Apart from the theatrical portrayals of the last moments of life, the collection also focuses on capturing the origins of violence. A group of soldiers pose seemingly peacefully, and yet one of them is pointing a gun at the other or about to punch him. Foundational crime depicting contemporary life is another theme that has interested me greatly.

The contemporary consumption of photographs purchased on a screen by sent by mail speaks of the deconstruction brought about by the internet marketplace on the personal files and stories of individuals, only offered up as merchandise for collectors of the bizarre.

The project is “diverted” towards other parallels in the transit between life and death and its conflict. Other series focus whimsically and structurally on themes such as the passage of organic to inert (soldiers moving their bowels), the parallelism between the life of a soldier and animals, soldiers sleeping, or childhood.

2/ Stone Soul Army

Centered on this leitmotiv of personal space within a power structure such as the army, this project was carried out at the bases in Las Palmas and El Callao of the Peruvian Air Force.
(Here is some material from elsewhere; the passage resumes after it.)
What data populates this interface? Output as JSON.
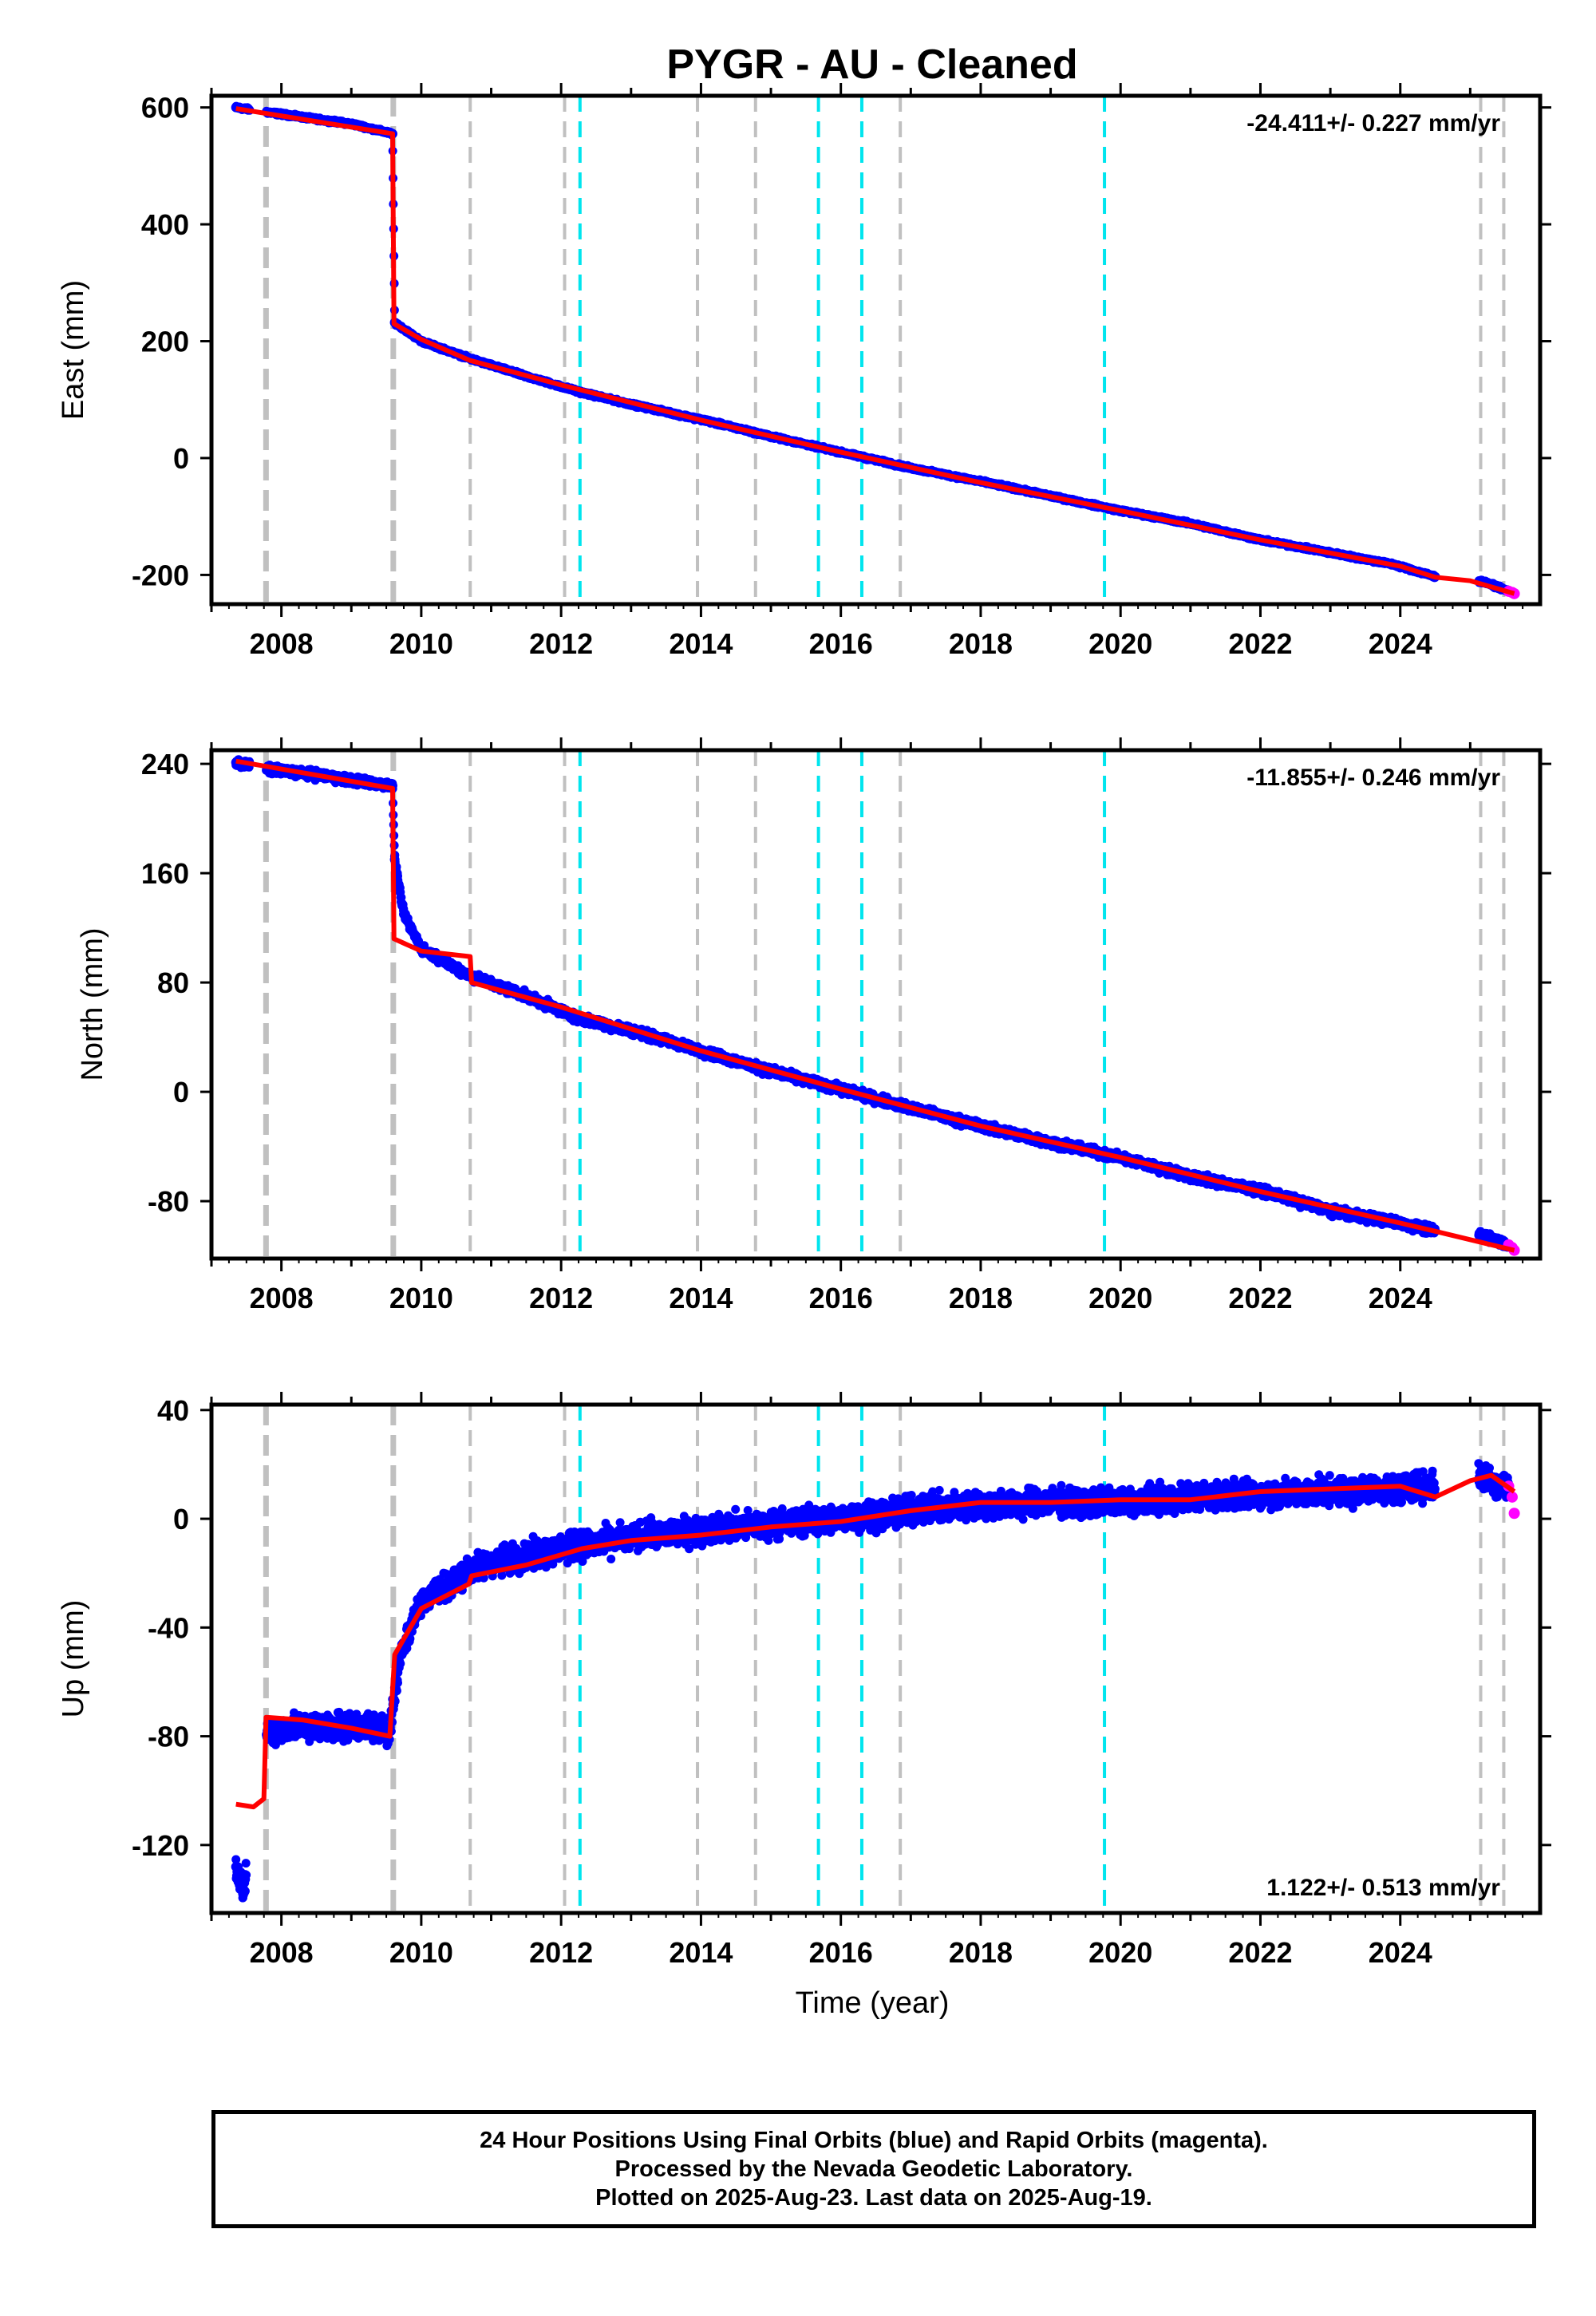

Working for them and their marching bands is musicologist and composer Abraham Padilla. Commissioned with improving the skills of the musicians in the bands, Abraham started from scratch in teaching harmony, rhythm and union with the instrument, and he came up with a system of notation and composition for elements as simple as rocks and bones.

This way achieves a re-education of the primal weapons by diverting them toward the conciliatory field of art and music, as if they had never been used as weapons in human history.

My proposal to Abraham and the PAF was to create compositions and study the sounds of contemporary weapons. Thus, canons, missiles, and helicopters were explored for their musicality and resonance in an attempt to use them for sound purposes instead of for the sad purpose they were created for. The final scenes are taken in the Presidential helicopter of Colonel Humala. These vocational musicians find the financial peace of mind that lets them create their space for personal and poetic growth.

A few pieces based on the first weapon cited in the Bible and used by Peruvian musicians (i.e., donkey jawbones) are turned into metal musical instruments. Perhaps the first musical sound was Cain’s jawbone on Abel’s head (First Instruments).

Another piece, this one called First Weapon, poses several ergonomic improvements on this foundational element of crime, art and history.

3/ Made in China (installation)

In 1989, a student faced down a column of tanks that were rolling into Tiananmen Square, where thousands of students were demonstrating for opening up China to democracy.

That progress in democracy has been hushed by the economic progress made over the last 25 years. No one knows what became of that young man, popularly known as Tank Man.

This installation is made up of 5000 small Tank Men made of industrially injected plastic. Much like the terracotta army in Xian, these small students with their book bags are colored green like peaceful soldiers. 5000 is the approximate death toll from those days in June.

The figures were secretly made in China via a company created not to leave any personal traces, and even now the manufacturers themselves have no idea about their origin. Censors have removed any role models for their citizens, so it is easy to manufacture in a system in which the only thing that matters is economic growth.

The aim of the project is to be a memorial that is easy to hide from the eyes of power, something that can travel from hand to hand, from pocket to pocket or from house to house without raising suspicion.

This truly popular monument within every person’s reach uses the very machinery that is covering up social demands.

The figures were given faces by digitalizing 6 Chinese students in Madrid who volunteered to pose in front of a 3D scanner. Their identities are kept absolutely secret.